Man with the healing hands part of a broader plan
Note: This Grounds for Insanity column was published in the 10/01/12 edition of The Goshen News.
It had come several weeks ago, slipped into the box with the rest of the day’s mail. I’d given it a cursory glance before setting it aside. I found it again on Saturday last.
The square, cream-colored envelope was addressed to Little Schrock. Running a finger beneath the flap, I drew out the card that rested within. “Memorial Children’s Hospital,” it said on the front.
Across the bottom, a row of hand-drawn babies formed a charming border. It was the row of faces at the top of the card, though, that caught my eye. In particular, the one in the middle…
Looking at those kind eyes twinkling, white teeth gleaming in a face the color of midnight, it came. Feet rooted before the kitchen counter, throat closing tight, tears pricking, I remembered this man with the healing hands. And just like that, I was there again.
It was a Sunday night in June. Given my history, I’d known it was likely, but if we could just hold on a little bit longer, it would be so much better. That’s what I was hoping and praying, but it was not to be.
Seeing the clear signs of labor, I’d called ahead. “You’re 35 weeks?” she said. “I’m going to have a physician here just in case.” Then, in the wee hours of the morning as his brothers slept in a waiting room nearby, our “gift unexpected” was born.
What a journey it had been. Looking at his face; admiring his cap of dark hair; smiling, tearful, over that trademark double crown, there were no words. None to express, to frame in syllables and phrases what we felt. What we knew.
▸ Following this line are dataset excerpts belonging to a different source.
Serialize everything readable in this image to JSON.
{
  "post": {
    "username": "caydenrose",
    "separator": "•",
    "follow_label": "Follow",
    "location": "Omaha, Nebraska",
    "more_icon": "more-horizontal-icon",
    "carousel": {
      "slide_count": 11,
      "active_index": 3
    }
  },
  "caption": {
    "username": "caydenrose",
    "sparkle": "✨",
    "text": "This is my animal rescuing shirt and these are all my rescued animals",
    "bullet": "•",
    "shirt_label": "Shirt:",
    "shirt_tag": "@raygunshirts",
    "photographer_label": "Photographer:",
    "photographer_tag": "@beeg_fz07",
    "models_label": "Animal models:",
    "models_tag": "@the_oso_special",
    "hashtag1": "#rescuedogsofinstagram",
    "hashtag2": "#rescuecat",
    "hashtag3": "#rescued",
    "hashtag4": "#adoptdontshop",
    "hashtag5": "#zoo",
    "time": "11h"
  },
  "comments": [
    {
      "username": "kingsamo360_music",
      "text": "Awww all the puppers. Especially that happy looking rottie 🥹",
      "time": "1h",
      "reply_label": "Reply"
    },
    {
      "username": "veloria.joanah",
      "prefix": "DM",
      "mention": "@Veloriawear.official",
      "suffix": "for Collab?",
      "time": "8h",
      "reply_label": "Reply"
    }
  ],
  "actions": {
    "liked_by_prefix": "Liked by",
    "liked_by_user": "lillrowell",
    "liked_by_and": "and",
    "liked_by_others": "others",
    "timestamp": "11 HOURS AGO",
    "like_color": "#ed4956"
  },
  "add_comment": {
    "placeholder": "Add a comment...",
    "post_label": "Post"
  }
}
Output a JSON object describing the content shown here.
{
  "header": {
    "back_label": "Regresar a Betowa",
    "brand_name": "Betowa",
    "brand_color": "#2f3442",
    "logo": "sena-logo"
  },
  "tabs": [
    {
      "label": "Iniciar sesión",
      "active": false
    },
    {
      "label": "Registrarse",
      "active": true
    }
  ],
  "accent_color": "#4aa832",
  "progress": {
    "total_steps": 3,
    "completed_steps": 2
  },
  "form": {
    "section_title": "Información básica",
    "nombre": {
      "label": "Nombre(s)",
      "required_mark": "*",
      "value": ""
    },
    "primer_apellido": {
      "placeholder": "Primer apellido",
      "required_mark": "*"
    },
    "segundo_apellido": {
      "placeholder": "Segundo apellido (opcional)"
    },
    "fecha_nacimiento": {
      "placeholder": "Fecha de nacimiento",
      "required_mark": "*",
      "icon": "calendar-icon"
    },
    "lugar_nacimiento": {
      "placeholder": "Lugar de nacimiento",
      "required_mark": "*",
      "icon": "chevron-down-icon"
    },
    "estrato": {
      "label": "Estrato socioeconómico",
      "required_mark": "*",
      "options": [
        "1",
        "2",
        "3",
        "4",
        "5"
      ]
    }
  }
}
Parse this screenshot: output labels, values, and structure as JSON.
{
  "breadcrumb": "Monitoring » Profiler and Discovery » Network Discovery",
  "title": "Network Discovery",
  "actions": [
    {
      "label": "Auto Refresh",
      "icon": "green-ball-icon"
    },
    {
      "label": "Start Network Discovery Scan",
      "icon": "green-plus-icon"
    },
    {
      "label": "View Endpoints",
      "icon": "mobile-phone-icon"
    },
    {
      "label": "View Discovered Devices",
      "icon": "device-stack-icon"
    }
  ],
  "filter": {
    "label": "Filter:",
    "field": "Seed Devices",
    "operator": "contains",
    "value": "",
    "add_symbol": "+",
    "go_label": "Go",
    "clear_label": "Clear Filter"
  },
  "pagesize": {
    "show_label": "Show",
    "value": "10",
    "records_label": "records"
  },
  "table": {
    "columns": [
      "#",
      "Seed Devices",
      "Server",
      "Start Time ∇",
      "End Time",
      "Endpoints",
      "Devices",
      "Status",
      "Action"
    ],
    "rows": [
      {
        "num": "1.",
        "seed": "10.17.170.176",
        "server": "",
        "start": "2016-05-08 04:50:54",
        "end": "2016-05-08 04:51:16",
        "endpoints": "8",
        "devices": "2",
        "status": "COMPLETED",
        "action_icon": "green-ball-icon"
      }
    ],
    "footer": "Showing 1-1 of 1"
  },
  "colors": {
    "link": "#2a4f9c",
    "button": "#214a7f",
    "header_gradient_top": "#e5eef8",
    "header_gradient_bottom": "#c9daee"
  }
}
How this one, not planned by us, had been planned by God from the foundations of the earth. How this, our holy interruption, had been made for a purpose. That God had picked the who and when, and that whatever He did, it was good.
All of this we felt, but could not say that night in June as they whisked him away. And then the doctor returned, face grave, and said terror words that fell, hammer like, on ears exhausted and troubled hearts, “He’s struggling to breathe. There’s not much we can do. We’re calling them in.”
To this day, I hate the sound of the “singing.” That’s what they called it, those medical folks, as Baby Boy struggled to breathe. I can almost hear it, him laboring hard in the oxygen hood. Can see chest caving in, lungs overworked. Can see his brothers, all sleepy, gathered round, touching limbs of this babe in distress.
Standing in the kitchen, my body is there. But my heart, it’s in a wheelchair again in a nursery that night, watching over the infant in the isolette. It’s beating, throbbing tears on the side of a bed as they wheel him in for one last look.
My mind’s awhirl, remembering. How the sleep, it was fitful. How the fear, it pressed hard. How the phone, it rang loud by the side of the bed, and the man with the healing hands, he was speaking to me.
It was Dr. Okanlami, neonatologist, calling with an update. There was kindness in his voice and compassion for a weepy, fearful mother whose heart he now held in his capable hands, all tethered to wires and tubes.
For 11 days, this gentle, talented man and his staff cared for our child. With tenderness and skill, they nursed him to health, aided by the prayers of those who were pulling for the dark-haired infant on the end of the row, the kid with the double crown.
In remembering Little’s story today, I’m struck by three things. The first one is this – I don’t know why God does what He does. Why some stories end happy and others, they’re sad. Like the infant, for instance, who’d had two strokes in utero. I remember the mother love that hooked a bag of impossibly small, unbearably cute clothes on her son’s isolette. I wonder, as I remember, if her boy’s still alive.
While mine is running and swinging (“Look, Mama, I can pump!”), I doubt that hers is walking. As mine sings songs and counts to “firty,” many others aren’t speaking. I cannot explain it.
I only know this, that God can be trusted. That He writes our stories. This, today, I remember.
The second thing that strikes me is that His timing is right. For although our son arrived early, he came right on time.
I will never forget the midwife’s exclamation, “There’s a knot in his cord!” Even now, I marvel at the meticulous providence of a God who knew just when to send Baby Schrock. Who knew that sometimes, early is exactly on time. Who had it in hand all along.
Lastly, as I look at Dr. Okanlami’s face and recall the role he played in our lives, I’m reminded that we’ve all been born with a part to play. Physician or farmer, builder or baker, we all make a difference. We all need each other. We all can give something.
Rhonda and her husband are planning to take Little Schrock to the Memorial Hospital NICU alumni reunion. There, he will meet the doctor whose hands changed his life, and they will say “thank you” once more.